— Par Selim Lander —
Les histoires se répètent. La crise de l’Aquarius, ce bateau chargé de migrants vers l’Europe qui ne parvenait pas à débarquer les passagers qu’il avait secourus en Méditerranée fait bien sûr écho à celle de l’Exodus rempli de 4500 juifs rescapés de la Shoah qui voulaient rallier la Palestine après la deuxième guerre mondiale, refoulé par les Anglais et qui finit par aborder … en Allemagne. En 2018 l’Aquarius, affrété par l’ONG SOS-Méditerranée, emportait plus de 600 migrants lorsqu’il s’est vu interdire par l’Italie, sa destination logique suivant le droit de la mer, d’entrer dans ses ports. Après une longue partie diplomatique où chacun se renvoyait la balle, l’Espagne puis la France ont fini par accepter de recueillir respectivement 230 et 180 migrants, l’Italie se chargeant du reste.
La pièce écrite et mise en scène par Lucie Nicolas raconte cette odyssée depuis le départ du bateau et les préparatifs de l’expédition jusqu’à la fin de son voyage en passant par le sauvetage des migrants en mer et les péripéties diplomatiques. C’est du bon théâtre documentaire qui ne saurait laisser personne indifférent, même s’il peut laisser certains spectateurs sur leur faim comme un peu trop manichéen. Pour résumer : il y a des malheureux qui fuient la misère en Afrique, des personnes généreuses qui font tout ce qu’elles peuvent pour les aider à pénétrer en Europe et, en face, des fonctionnaires ou des politiciens qui font preuve d’inhumanité.
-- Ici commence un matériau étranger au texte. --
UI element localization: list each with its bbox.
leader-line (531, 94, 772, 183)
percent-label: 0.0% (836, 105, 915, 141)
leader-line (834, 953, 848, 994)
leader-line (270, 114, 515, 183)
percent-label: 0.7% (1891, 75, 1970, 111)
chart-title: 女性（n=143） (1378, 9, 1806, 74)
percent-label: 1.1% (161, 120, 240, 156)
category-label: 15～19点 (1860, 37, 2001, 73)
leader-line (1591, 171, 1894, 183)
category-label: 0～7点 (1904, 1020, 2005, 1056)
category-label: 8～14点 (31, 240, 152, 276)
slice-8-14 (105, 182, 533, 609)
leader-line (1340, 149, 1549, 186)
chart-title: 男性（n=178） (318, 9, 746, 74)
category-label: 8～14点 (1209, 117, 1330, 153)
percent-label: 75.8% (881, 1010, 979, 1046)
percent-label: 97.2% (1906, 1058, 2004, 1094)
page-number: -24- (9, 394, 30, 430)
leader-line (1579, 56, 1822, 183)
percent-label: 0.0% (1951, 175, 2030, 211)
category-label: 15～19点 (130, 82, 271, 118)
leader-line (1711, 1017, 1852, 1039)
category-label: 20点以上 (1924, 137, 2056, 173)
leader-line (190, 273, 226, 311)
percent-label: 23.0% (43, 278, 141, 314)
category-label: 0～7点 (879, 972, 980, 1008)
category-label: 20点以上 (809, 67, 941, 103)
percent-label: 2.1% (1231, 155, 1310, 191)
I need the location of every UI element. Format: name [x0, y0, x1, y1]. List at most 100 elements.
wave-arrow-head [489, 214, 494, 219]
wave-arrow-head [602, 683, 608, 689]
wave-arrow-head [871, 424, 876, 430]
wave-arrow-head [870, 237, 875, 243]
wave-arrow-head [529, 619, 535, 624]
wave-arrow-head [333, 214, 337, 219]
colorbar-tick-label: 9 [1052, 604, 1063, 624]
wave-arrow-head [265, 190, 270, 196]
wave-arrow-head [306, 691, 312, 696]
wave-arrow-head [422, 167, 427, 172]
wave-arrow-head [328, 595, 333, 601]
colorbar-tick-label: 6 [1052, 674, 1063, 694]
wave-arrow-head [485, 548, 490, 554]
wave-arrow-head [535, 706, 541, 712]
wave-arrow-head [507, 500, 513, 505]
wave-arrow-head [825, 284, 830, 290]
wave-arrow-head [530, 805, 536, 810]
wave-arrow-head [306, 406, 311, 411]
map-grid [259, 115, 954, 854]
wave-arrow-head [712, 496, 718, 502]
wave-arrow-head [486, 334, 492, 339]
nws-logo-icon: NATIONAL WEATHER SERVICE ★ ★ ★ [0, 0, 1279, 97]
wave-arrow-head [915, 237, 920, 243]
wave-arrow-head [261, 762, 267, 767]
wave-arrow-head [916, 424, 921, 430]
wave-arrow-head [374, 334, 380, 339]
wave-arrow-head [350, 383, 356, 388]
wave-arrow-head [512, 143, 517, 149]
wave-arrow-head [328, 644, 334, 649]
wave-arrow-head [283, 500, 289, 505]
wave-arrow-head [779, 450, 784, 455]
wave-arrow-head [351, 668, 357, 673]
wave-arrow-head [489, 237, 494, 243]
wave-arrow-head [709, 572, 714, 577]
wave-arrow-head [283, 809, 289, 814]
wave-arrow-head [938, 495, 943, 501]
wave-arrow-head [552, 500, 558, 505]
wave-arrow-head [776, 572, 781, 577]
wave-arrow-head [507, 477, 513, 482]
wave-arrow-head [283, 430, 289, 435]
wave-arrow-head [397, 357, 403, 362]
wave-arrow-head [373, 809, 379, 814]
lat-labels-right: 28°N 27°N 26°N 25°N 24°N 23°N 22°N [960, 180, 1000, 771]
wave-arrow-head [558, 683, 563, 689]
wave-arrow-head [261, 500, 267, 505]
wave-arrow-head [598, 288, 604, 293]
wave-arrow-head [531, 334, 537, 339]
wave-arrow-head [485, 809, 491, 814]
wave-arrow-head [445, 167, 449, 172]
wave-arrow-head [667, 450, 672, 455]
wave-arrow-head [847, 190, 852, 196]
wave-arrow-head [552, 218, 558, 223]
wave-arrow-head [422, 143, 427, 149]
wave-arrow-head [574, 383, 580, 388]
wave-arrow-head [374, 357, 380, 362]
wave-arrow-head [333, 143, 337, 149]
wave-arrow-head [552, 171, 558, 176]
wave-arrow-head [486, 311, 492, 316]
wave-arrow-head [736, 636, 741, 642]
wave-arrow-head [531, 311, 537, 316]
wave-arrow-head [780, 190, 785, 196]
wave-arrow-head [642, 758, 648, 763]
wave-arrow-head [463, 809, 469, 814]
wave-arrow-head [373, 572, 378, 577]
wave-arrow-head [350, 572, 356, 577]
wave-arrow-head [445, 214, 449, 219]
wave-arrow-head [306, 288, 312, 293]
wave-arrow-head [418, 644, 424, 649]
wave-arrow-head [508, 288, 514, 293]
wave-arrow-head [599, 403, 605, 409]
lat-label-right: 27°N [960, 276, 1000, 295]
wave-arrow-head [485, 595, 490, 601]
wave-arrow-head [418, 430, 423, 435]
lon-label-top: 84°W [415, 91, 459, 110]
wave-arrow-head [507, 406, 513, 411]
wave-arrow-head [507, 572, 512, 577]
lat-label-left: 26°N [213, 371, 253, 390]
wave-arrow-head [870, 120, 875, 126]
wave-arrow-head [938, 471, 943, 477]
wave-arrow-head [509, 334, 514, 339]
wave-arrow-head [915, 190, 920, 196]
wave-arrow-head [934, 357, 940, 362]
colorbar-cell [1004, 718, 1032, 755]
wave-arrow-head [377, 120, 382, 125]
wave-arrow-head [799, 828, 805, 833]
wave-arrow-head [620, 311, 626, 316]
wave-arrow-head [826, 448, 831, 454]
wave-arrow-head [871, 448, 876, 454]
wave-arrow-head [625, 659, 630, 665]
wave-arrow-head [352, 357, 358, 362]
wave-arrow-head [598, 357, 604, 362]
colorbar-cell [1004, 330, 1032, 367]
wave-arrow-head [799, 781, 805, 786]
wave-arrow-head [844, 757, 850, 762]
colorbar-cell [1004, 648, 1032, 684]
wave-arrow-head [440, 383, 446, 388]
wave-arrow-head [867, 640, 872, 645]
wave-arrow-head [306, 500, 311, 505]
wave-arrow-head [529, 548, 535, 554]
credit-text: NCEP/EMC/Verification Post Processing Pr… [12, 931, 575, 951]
Cette pièce qui relève donc à la fois du théâtre documentaire et du théâtre militant est quoi qu’il en soit fort bien menée. Même les spectateurs – sans doute les plus nombreux – qui connaissent l’odyssée de l’Aquarius s’y laissent prendre alors même que la mise en scène bannit tout réalisme, le décor se résumant à une armée de micros dont la disposition variera au fil de la pièce. Trois comédiens parviennent à incarner toutes les parties prenantes de ce drame aidés par un musicien en fond de scène pourvu en particulier d’un saxophone basse, un instrument qu’on a rarement l’occasion de découvrir mais qui fait merveille pour imiter les sirènes des bateaux. Pas de vidéo mais par contre un rôle important des lumières pour accompagner les changements d’atmosphère. À noter que si les micros ne sont pas de simples éléments du décor, une grande partie du texte est dite hors micro.
Deux remarques pour finir. Comme cela se pratique parfois, les spectateurs sont invités à patienter en dehors de la salle, avant d’y pénétrer tous ensemble, chargés pour certains d’un seau en caoutchouc noir censé servir d’accessoire, ce qui ne sera en fait pas le cas. Cette façon d’impliquer le spectateur avant même que ne commence la pièce paraît le plus souvent artificielle, ce qui est encore le cas ici.
Enfin, la salle du Théâtre municipal était loin d’être remplie lors de la première des trois représentations, le 19 mars. A croire que le public martiniquais désire d’autre chose que des pièces à thèse (sauf lorsque que l’on fait directement référence à son histoire et à sa culture)
En tournée au Théâtre municipal, Fort-de-France du 19 au 21 mars 2026.
Aquarius – Le dernier voyage. Texte et m.e.s. Lucie Nicolas. Avec Saabo Balde, Fred Costa, Jonathan Heckel et Lymia Vitte. Lumières Laurence Magnée. Musiques Fred Costa. Costumes Léa Gadbois Lamer. Compagnie Collectif F 71 (Île-de-France).